THE MAD is even funnier than SLITHER, and while being straight-to-video to boot. It’s the best kind of treasure there is, what with it being buried. I honestly didn’t see it coming because I still subscribe to all the stigmas attached to movies being shat out on video without the benefit of a theatrical release. I have been “Re-Educated.”

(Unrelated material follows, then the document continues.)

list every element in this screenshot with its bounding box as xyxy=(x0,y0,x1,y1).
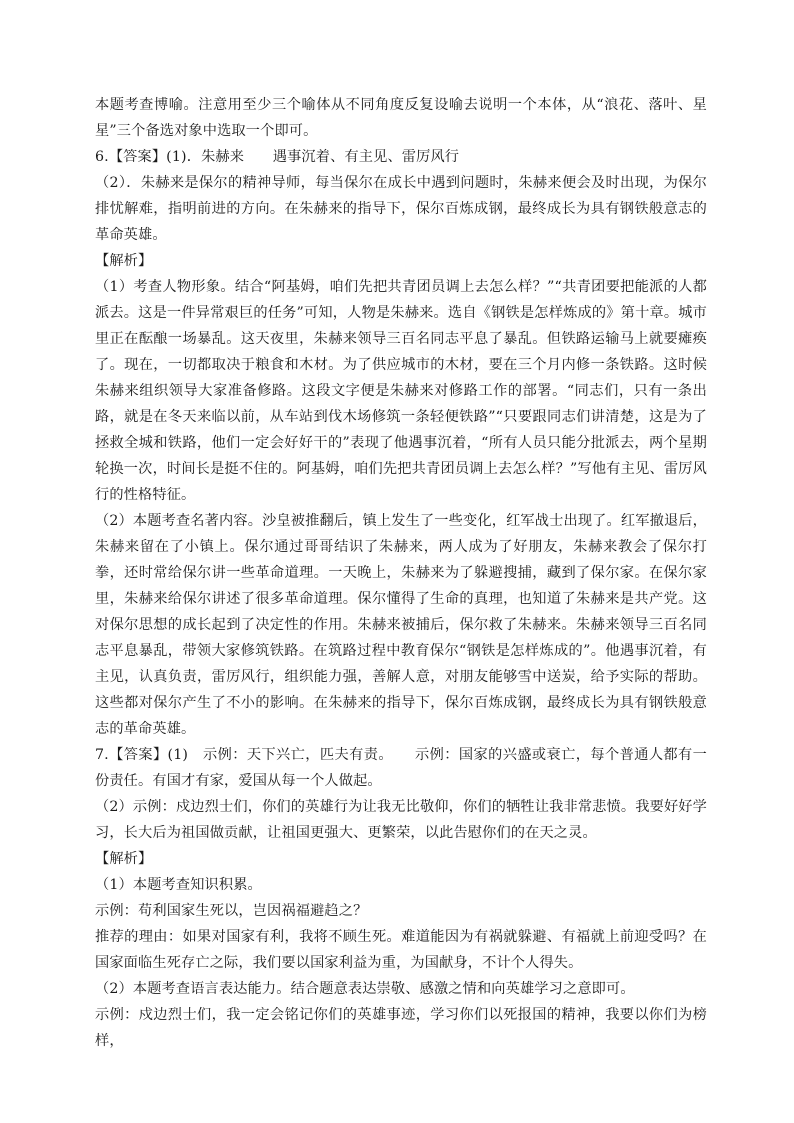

We’ve seen guys like Dr. Jason Hunt (Billy Zane) before. Saddled with a bratty kid and a new woman doing a piss-poor job picking up the slack from the old one who was much better and appreciated him more. No one likes him. No one respects him. He doesn’t really want to be there. He is so desperate for the affection that ain’t coming that he lets his fiancĂ©e Monica (Shauna MacDonald, and no, not the one from THE DESCENT) make him over as Mid-Life Crisis Man! Complete with retro eighties white tie, horn-rim glasses and an earring. At one point early in the movie he points to his perpetual exasperated scowl and exclaims “THIS IS THE HAPPIEST I’VE BEEN IN YEARS!”

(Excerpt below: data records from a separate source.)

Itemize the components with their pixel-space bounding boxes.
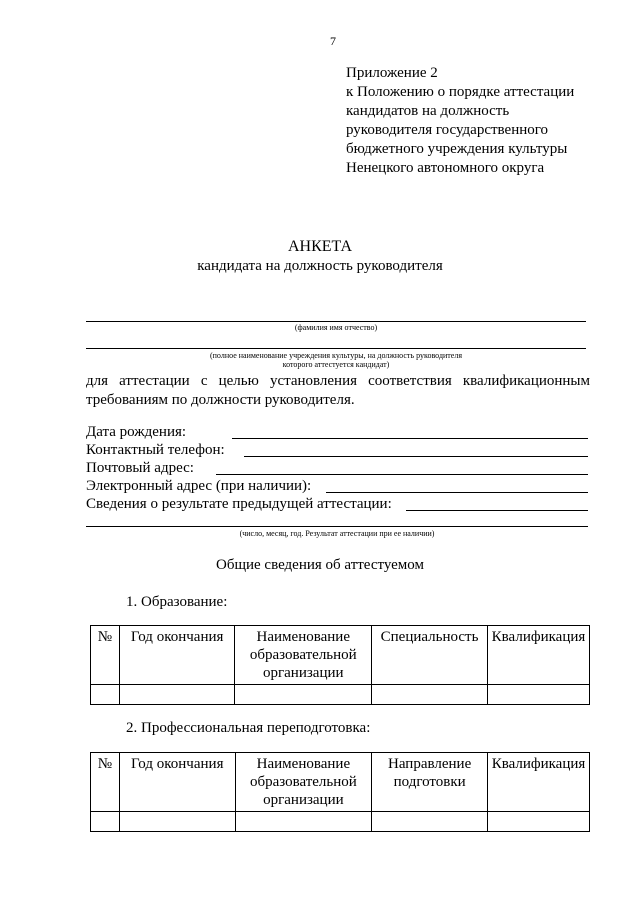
table-cell[interactable] [372, 685, 488, 705]
postal-label: Почтовый адрес: [86, 460, 194, 476]
institution-caption-1: (полное наименование учреждения культуры, на должность руководителя [209, 351, 463, 360]
institution-caption-2: которого аттестуется кандидат) [282, 360, 390, 369]
prev-result-input-line-2[interactable] [86, 526, 588, 527]
appendix-line: Ненецкого автономного округа [346, 160, 545, 176]
table-cell[interactable] [235, 685, 372, 705]
col-direction: Направление подготовки [372, 753, 488, 812]
table-row [91, 685, 590, 705]
table-header-row [91, 753, 590, 812]
retraining-heading: 2. Профессиональная переподготовка: [126, 720, 371, 736]
col-year: Год окончания [119, 626, 235, 685]
general-section-title: Общие сведения об аттестуемом [215, 557, 425, 573]
table-cell[interactable] [487, 685, 589, 705]
col-organization: Наименование образовательной организации [235, 753, 372, 812]
prev-result-caption: (число, месяц, год. Результат аттестации при ее наличии) [239, 529, 435, 538]
appendix-line: бюджетного учреждения культуры [346, 141, 568, 157]
table-cell[interactable] [235, 812, 372, 832]
prev-result-input-line[interactable] [406, 510, 588, 511]
appendix-line: руководителя государственного [346, 122, 549, 138]
purpose-text: для аттестации с целью установления соответствия квалификационным требованиям по должности руководителя. [86, 373, 590, 408]
email-input-line[interactable] [326, 492, 588, 493]
col-organization: Наименование образовательной организации [235, 626, 372, 685]
prev-result-label: Сведения о результате предыдущей аттестации: [86, 496, 392, 512]
appendix-line: к Положению о порядке аттестации [346, 84, 575, 100]
col-number: № [91, 753, 120, 812]
table-cell[interactable] [372, 812, 488, 832]
table-cell[interactable] [91, 812, 120, 832]
col-specialty: Специальность [372, 626, 488, 685]
table-cell[interactable] [119, 685, 235, 705]
page-number: 7 [330, 34, 336, 48]
education-table [90, 625, 590, 705]
col-qualification: Квалификация [487, 626, 589, 685]
form-subtitle: кандидата на должность руководителя [197, 258, 443, 274]
table-header-row [91, 626, 590, 685]
phone-input-line[interactable] [244, 456, 588, 457]
col-number: № [91, 626, 120, 685]
retraining-table [90, 752, 590, 832]
table-cell[interactable] [488, 812, 590, 832]
form-title: АНКЕТА [287, 238, 353, 255]
appendix-line: кандидатов на должность [346, 103, 510, 119]
birth-date-input-line[interactable] [232, 438, 588, 439]
table-cell[interactable] [119, 812, 235, 832]
table-row [91, 812, 590, 832]
appendix-line: Приложение 2 [346, 65, 438, 81]
name-input-line[interactable] [86, 321, 586, 322]
institution-input-line[interactable] [86, 348, 586, 349]
table-cell[interactable] [91, 685, 120, 705]
phone-label: Контактный телефон: [86, 442, 225, 458]
name-caption: (фамилия имя отчество) [294, 323, 378, 332]
postal-input-line[interactable] [216, 474, 588, 475]
appendix-header [346, 64, 626, 178]
col-qualification: Квалификация [488, 753, 590, 812]
birth-date-label: Дата рождения: [86, 424, 187, 440]
education-heading: 1. Образование: [126, 594, 228, 610]
col-year: Год окончания [119, 753, 235, 812]
email-label: Электронный адрес (при наличии): [86, 478, 312, 494]
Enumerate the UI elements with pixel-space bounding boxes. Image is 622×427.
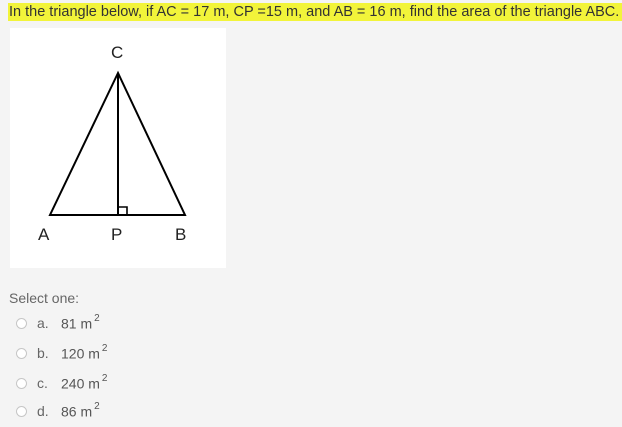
option-value: 81 m $^2$ [61, 312, 100, 332]
option-letter: d. [37, 403, 49, 419]
select-one-label: Select one: [9, 290, 80, 306]
vertex-label-c: C [111, 43, 124, 62]
vertex-label-b: B [175, 225, 187, 244]
option-d[interactable] [16, 401, 100, 421]
option-letter: b. [37, 345, 49, 361]
option-a[interactable] [16, 313, 100, 333]
option-value: 240 m $^2$ [61, 372, 108, 392]
radio-button[interactable] [16, 348, 27, 359]
option-letter: a. [37, 315, 49, 331]
radio-button[interactable] [16, 378, 27, 389]
radio-button[interactable] [16, 406, 27, 417]
right-angle-marker [118, 207, 127, 215]
vertex-label-a: A [38, 225, 50, 244]
option-c[interactable] [16, 373, 107, 393]
option-value: 86 m $^2$ [61, 400, 100, 420]
option-value: 120 m $^2$ [61, 342, 108, 362]
triangle-figure [10, 28, 226, 268]
option-b[interactable] [16, 343, 107, 363]
radio-button[interactable] [16, 318, 27, 329]
option-letter: c. [37, 375, 48, 391]
question-text: In the triangle below, if AC = 17 m, CP =15 m, and AB = 16 m, find the area of the triangle ABC. [8, 3, 622, 21]
point-label-p: P [111, 225, 123, 244]
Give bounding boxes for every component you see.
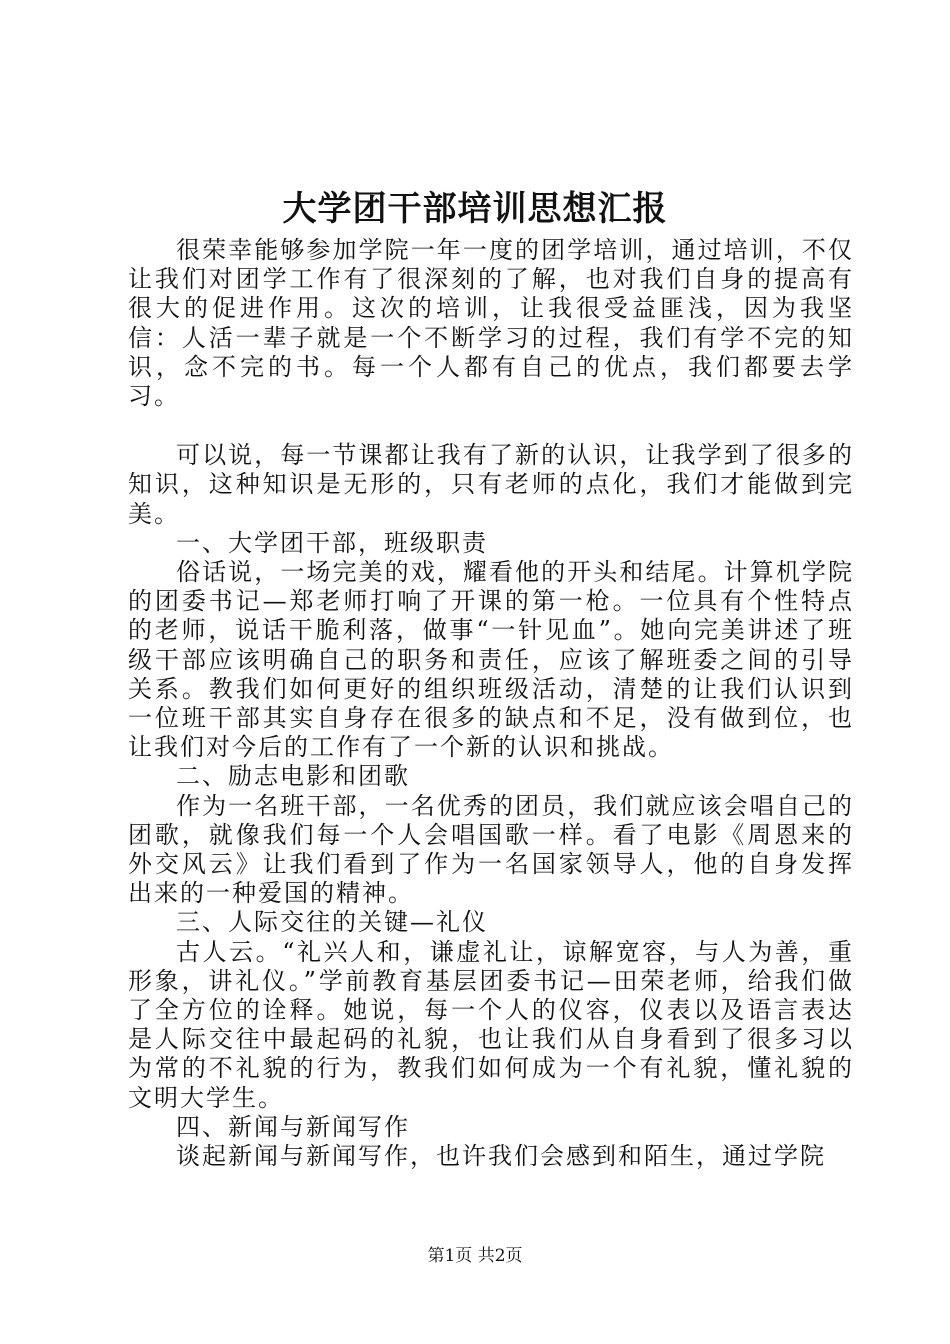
- document-body: [128, 236, 854, 1171]
- document-title: 大学团干部培训思想汇报: [282, 189, 668, 229]
- paragraph-section-4: 谈起新闻与新闻写作，也许我们会感到和陌生，通过学院: [176, 1142, 826, 1171]
- paragraph-intro: 很荣幸能够参加学院一年一度的团学培训，通过培训，不仅让我们对团学工作有了很深刻的了解，也对我们自身的提高有很大的促进作用。这次的培训，让我很受益匪浅，因为我坚信：人活一辈子就是一个不断学习的过程，我们有学不完的知识，念不完的书。每一个人都有自己的优点，我们都要去学习。: [128, 236, 854, 411]
- paragraph-section-1: 俗话说，一场完美的戏，耀看他的开头和结尾。计算机学院的团委书记—郑老师打响了开课的第一枪。一位具有个性特点的老师，说话干脆利落，做事“一针见血”。她向完美讲述了班级干部应该明确自己的职务和责任，应该了解班委之间的引导关系。教我们如何更好的组织班级活动，清楚的让我们认识到一位班干部其实自身存在很多的缺点和不足，没有做到位，也让我们对今后的工作有了一个新的认识和挑战。: [128, 558, 854, 762]
- section-heading-4: 四、新闻与新闻写作: [176, 1112, 410, 1141]
- paragraph-knowledge: 可以说，每一节课都让我有了新的认识，让我学到了很多的知识，这种知识是无形的，只有老师的点化，我们才能做到完美。: [128, 441, 854, 528]
- section-heading-1: 一、大学团干部，班级职责: [176, 528, 488, 557]
- section-heading-2: 二、励志电影和团歌: [176, 762, 410, 791]
- paragraph-section-2: 作为一名班干部，一名优秀的团员，我们就应该会唱自己的团歌，就像我们每一个人会唱国歌一样。看了电影《周恩来的外交风云》让我们看到了作为一名国家领导人，他的自身发挥出来的一种爱国的精神。: [128, 791, 854, 908]
- paragraph-section-3: 古人云。“礼兴人和，谦虚礼让，谅解宽容，与人为善，重形象，讲礼仪。”学前教育基层团委书记—田荣老师，给我们做了全方位的诠释。她说，每一个人的仪容，仪表以及语言表达是人际交往中最起码的礼貌，也让我们从自身看到了很多习以为常的不礼貌的行为，教我们如何成为一个有礼貌，懂礼貌的文明大学生。: [128, 937, 854, 1112]
- paragraph-gap: [128, 411, 854, 441]
- section-heading-3: 三、人际交往的关键—礼仪: [176, 908, 488, 937]
- page-number-footer: 第1页 共2页: [427, 1246, 523, 1266]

So the Good Doctor and his useless woman are on a road trip. They are accompanied by his daughter Amy (Maggie Castle) who is at that age teenagers get to where they are so snippy and ennui-laden that one wishes we evolved from wolves so we could EAT them. And then there’s Amy’s boyfriend Blake (Evan Charles Flock) whose very presence there is all the evidence one needs that Jason is whipped by everyone. Would you let your daughter bring HER boyfriend on a family vacation? I would FUCK HIM UP!
Anyway, they stop at a rustic and quaint bed and breakfast in a rural state (doesn’t matter ’cause they all look the same). They get a room and a bite to eat… But what is in those burgers..? Why do they kill whoever eats them..? And why do they get back up instantly and start craving human flesh..?

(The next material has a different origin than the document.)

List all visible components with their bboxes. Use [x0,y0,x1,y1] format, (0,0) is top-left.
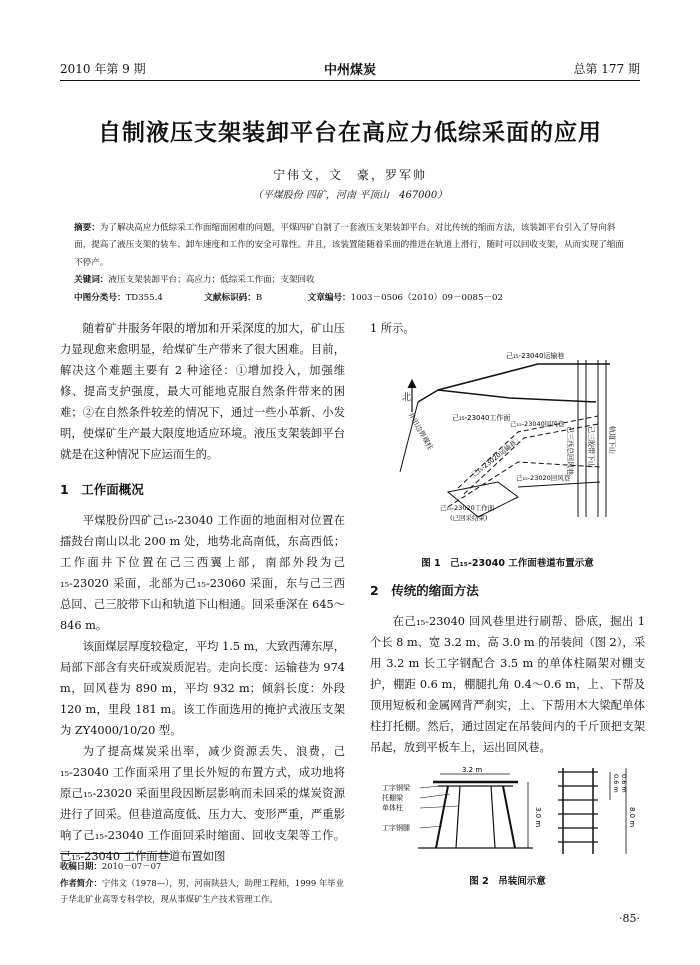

THE MAD is a loose collection of jokes and disembowellings, which is all anyone can really ask for in a horror comedy (unless it’s SEVERANCE). And in a STUNNING reversal of the norm, director John Kalangis paid more attention to the script than he did to the gore. It’s packed with jokes, sight gags and witty banter that are occasionally hit-or-miss, but when they hit, they hit quite well. I particularly liked how they made the character of Blake the whipping boy for all the main characters, as he gets bitten, shot and was viciously attacked by an uncooked hamburger patty.
I also like how Kalangis just sat back and let his actors act with the dialogue they were given (some of which, I am assuming, was improvised). I liked near the beginning how Jason was recounting his teenage glory days to Blake while subtly enquiring whether or not this young punk has violated his little girl.
And one of my problems with many zombie movies has been given a hilarious skewering. Have you ever noticed that in every zombie movies that the zombies exhibit their zombie-like tendencies and someone is dumb enough to ask “What’s wrong with these people?” Like they’ve never seen NIGHT OF THE LIVING DEAD. Here, they actually stop and try and figure out what they are and what makes a zombie an actual zombie. They actually paused to have the 28 DAYS LATER argument.
I must give acting props to Zane, and not just because he doesn’t seem like he’s been defeated by being in a straight-to-video zom-com. This is a side to Zane’s on-screen persona that we’ve never seen before. He’s usually the slick, debonair guy with the good vocabulary who was THE ONLY GOOD THING ABOUT BLOODRAYNE! But I’ve never seen him… Shlubby. And not only that, he wears his shlubbiness naturally. I was impressed.
THE MAD ain’t perfect, what with the ass-awful score and having run out of steam by the time we get to the third act, but I was lulled by it’s mid-level charm nonetheless. One of the great mysteries of life, greater than the pyramids and Stonehenge shall be this, and shall echo through eternity and beyond…
How the fuck does THE REAPING get to theatres and THE MAD get dumped to video? Shame, that.